I’m trying to convert a MP4 into edit friendly constant framerate but the job continues past 100%. I’ve converted other similar MP4’s of similar length without this issue (they finish at 100%). I don’t want to wait indefinitely until it completes, if it even will, because it pushes my CPU usage to 100%. Having said that, is there also a way to throttle CPU usage? I’m not comfortable having my CPU running at max, my PC gets loud and hot. Does anyone know what safeguards the software has to protect the CPU from overworking and crashing?
We just had that topic about CPU usage and priviliges - just do a simple search for the last topics!
As for “constant framerate” i am not sure what you really mean - as far as i know all mp4 codecs use a constant framerate, probably you mean bitrate?
When I add the mp4 to the project, a window pops up asking if I want to convert the clip to an edit friendly constant framerate format, I’m not talking about bitrate. If I do the conversion, the job continues to run for a very long time past 100% which doesn’t make any sense.
And sorry I did a search for the framerate conversion topic but not for cpu usage topic. Before I dig deep into that question could you tell me if it’s possible to limit the cpu usage while converting or exporting videos?
Yes, it is - but i am not doing the search for you.
In what format is the clip you want to import into SC?
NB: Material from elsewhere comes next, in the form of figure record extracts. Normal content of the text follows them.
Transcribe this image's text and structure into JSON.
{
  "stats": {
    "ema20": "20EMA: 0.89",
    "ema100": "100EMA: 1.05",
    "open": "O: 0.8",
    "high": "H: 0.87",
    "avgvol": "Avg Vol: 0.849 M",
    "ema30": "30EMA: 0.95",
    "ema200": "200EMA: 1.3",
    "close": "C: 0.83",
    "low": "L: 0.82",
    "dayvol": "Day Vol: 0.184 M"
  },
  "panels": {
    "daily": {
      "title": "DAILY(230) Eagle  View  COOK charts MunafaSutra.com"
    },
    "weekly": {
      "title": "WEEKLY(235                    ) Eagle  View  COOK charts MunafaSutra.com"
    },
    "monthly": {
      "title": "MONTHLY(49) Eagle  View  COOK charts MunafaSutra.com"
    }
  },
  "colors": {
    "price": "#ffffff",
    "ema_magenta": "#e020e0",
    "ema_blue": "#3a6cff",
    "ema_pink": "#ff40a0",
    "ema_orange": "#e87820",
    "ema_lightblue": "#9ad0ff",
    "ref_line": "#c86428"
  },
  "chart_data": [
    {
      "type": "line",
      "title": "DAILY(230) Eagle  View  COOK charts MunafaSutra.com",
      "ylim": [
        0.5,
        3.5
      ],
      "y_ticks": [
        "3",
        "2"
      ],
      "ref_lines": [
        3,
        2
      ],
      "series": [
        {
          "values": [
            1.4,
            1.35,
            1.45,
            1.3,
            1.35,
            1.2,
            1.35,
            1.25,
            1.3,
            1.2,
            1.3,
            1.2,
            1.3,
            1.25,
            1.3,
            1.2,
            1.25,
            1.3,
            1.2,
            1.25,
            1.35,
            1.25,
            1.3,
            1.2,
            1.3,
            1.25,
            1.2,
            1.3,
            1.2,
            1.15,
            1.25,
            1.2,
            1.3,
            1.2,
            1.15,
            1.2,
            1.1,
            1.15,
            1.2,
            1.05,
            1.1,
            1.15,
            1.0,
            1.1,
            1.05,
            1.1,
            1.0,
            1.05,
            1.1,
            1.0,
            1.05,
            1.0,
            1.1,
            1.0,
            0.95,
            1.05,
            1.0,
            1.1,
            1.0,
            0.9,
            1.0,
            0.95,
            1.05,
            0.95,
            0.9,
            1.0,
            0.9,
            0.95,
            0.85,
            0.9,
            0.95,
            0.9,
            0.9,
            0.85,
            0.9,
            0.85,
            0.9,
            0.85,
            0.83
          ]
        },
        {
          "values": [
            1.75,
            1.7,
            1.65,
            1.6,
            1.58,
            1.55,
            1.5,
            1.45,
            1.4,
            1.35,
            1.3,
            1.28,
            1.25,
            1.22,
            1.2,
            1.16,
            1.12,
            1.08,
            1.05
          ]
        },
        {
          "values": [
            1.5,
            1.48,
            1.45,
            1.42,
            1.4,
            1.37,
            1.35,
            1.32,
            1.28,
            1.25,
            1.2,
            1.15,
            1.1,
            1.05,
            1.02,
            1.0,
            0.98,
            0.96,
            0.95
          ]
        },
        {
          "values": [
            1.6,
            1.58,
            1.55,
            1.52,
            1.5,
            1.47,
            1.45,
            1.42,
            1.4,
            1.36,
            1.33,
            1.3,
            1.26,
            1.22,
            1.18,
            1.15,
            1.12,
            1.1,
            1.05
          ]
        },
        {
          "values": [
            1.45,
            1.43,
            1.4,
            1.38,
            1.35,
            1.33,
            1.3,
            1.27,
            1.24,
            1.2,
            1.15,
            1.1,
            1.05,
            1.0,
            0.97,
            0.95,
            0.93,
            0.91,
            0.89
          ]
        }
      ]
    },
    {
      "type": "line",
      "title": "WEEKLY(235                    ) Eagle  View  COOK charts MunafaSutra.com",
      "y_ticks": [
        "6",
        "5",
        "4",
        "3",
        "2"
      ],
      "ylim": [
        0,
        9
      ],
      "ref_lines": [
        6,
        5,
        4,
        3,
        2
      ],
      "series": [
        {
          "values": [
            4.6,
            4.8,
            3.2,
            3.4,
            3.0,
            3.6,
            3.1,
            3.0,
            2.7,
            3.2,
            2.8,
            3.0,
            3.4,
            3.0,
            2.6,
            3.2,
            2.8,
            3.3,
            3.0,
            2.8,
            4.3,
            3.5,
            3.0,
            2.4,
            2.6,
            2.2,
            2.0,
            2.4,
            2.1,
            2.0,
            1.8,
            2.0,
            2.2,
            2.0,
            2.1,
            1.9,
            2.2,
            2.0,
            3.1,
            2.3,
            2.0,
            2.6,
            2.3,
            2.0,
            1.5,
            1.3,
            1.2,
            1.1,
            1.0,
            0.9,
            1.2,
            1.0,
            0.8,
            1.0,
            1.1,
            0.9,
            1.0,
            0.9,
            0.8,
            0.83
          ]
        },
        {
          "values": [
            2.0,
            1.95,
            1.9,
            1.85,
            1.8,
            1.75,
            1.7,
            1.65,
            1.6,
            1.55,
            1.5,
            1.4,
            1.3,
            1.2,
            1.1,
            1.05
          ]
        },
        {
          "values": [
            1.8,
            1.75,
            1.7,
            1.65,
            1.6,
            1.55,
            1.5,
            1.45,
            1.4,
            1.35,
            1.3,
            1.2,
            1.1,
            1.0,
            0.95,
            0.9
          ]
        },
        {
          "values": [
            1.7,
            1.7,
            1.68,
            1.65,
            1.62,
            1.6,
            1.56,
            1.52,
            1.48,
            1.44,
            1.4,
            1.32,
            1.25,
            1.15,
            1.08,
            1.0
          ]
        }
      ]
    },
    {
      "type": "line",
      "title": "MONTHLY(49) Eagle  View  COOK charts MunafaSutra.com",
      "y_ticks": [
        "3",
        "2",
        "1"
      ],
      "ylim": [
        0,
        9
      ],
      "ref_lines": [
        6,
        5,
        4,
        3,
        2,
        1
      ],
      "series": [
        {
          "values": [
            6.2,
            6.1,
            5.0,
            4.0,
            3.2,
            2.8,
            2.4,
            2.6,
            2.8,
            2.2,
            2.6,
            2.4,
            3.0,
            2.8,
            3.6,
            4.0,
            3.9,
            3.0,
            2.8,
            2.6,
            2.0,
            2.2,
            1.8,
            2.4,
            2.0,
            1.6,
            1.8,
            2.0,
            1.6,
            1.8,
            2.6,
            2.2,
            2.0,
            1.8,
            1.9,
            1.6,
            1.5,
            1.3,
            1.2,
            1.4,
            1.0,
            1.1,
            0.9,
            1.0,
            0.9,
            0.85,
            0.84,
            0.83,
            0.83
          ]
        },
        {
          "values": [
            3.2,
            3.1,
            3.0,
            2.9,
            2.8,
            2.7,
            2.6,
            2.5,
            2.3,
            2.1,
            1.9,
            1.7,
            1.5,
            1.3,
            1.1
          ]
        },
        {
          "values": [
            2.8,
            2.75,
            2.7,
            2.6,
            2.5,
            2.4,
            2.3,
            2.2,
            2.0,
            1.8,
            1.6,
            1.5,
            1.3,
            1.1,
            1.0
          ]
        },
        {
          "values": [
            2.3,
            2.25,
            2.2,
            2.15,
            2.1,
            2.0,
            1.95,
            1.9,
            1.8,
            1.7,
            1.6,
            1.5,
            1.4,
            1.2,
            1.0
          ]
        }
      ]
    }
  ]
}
You have to make sure your ‘Video mode’ setting in SC is fitting to the format of your clip you want to import! Look for settings - video mode. Per default SC wants to adapt the video mode to the first clip you draw into the timeline. Honestly, i dont know of a codec that has not constant frame rate, instead you need to have a constant framerate to view you video properly otherwise the speed would change? That makes no sense at all!
Cell phones are notorious for creating variable frame rate videos. The metadata may say 30fps, but the actual number of frames per second could be anywhere from 0 to 30 and it will vary throughout the video. This is for space savings and computational efficiency for mobile devices. It’s also used by many screen capture programs because constant frame rate recording of a static PowerPoint slide is an inefficient use of disk space.
In a media container like MP4, there is a “master clock” called Presentation TimeStamps (PTS) that synchronizes all streams together. This is how video frames, audio samples, and subtitles are correlated to each other for a given timestamp at playback. PTS in MP4 usually has a resolution of 1/90000th of a second. Each frame of video is assigned a timestamp on that scale of 90000, not on a scale of 1/30th (30fps). This is what enables variable frame rate to work without the playback speed looking like it is ramping up and down. The frames are simply given PTS at whatever point in time a new frame is needed, whether it aligns on 30fps boundaries or not. Playback looks totally fine, but it is inconvenient for video editors to process because real-time frame duplication has to be done to pad up to the constant frame rate of the timeline, plus seek operations (especially backwards) get much more complicated. Hence, Shotcut offers to convert VFR to CFR.
Since VFR to CFR conversion is actually a behind-the-scenes call to ffmpeg, there is not a way I’m aware of to pass throttling information to ffmpeg. Conversion will cook the CPU. A third-party utilization tool like Process Lasso (for Windows) would be required to trap any ffmpeg calls and throttle them.
For exporting videos (not conversion tasks), set the Codec Threads in the Advanced panels to half your thread count to control heat.
Austin, this is what I’m talking about. The mp4 was made from a phone, the metadata says 30fps but shotcut recognizes it as VFR and prefers to convert it to actual CFR. Playback and editing is fine thanks to PTS, but shotcut really prefers to sync frames up on a CFR. So you can throttle CPU usage for final exporting, but not possible for the converting to CFR jobs. That really should be a global feature setting in SC to control CPU usage on all jobs, not just on exporting jobs. That’s a missed opportunity that would make SC a more robust software. And since it hasn’t yet been explained, I’m assuming the endless converting to CFR job process I’m experiencing is a bug. I’m not going to cook my CPU for an undetermined amount of time to see if the converting job ever finishes.
Regarding the conversion that goes over 100%, that’s a new one to me. Not sure what’s going on there. We might be able to find an answer if any job log is generated. If necessary, the file could be converted with HandBrake and brought in that way.
It runs ffmpeg as a child process, which does not report a % but rather a frame number; so Shotcut has a guesstimate based on ffmpeg’s guestimated average frame rate and duration. However, since it is VFR, the only way to know is to run it.
Does anyone know what safeguards the software has to protect the CPU from overworking and crashing?
Like most software, none whatsoever, except maybe your OS has a temperature monitor and will do something like reduce CPU frequency or sleep. CPUs do not crash from overwork. Systems with a bad thermal design do, however.
So you can throttle CPU usage for final exporting, but not possible for the converting to CFR jobs.
Thanks for the responses everyone. I can continue using SC for my projects since the concerns I’m facing aren’t deal breakers for me. I hope framerate conversions are more predictable and I’m looking forward to new features continually added to make SC more robust and consistent.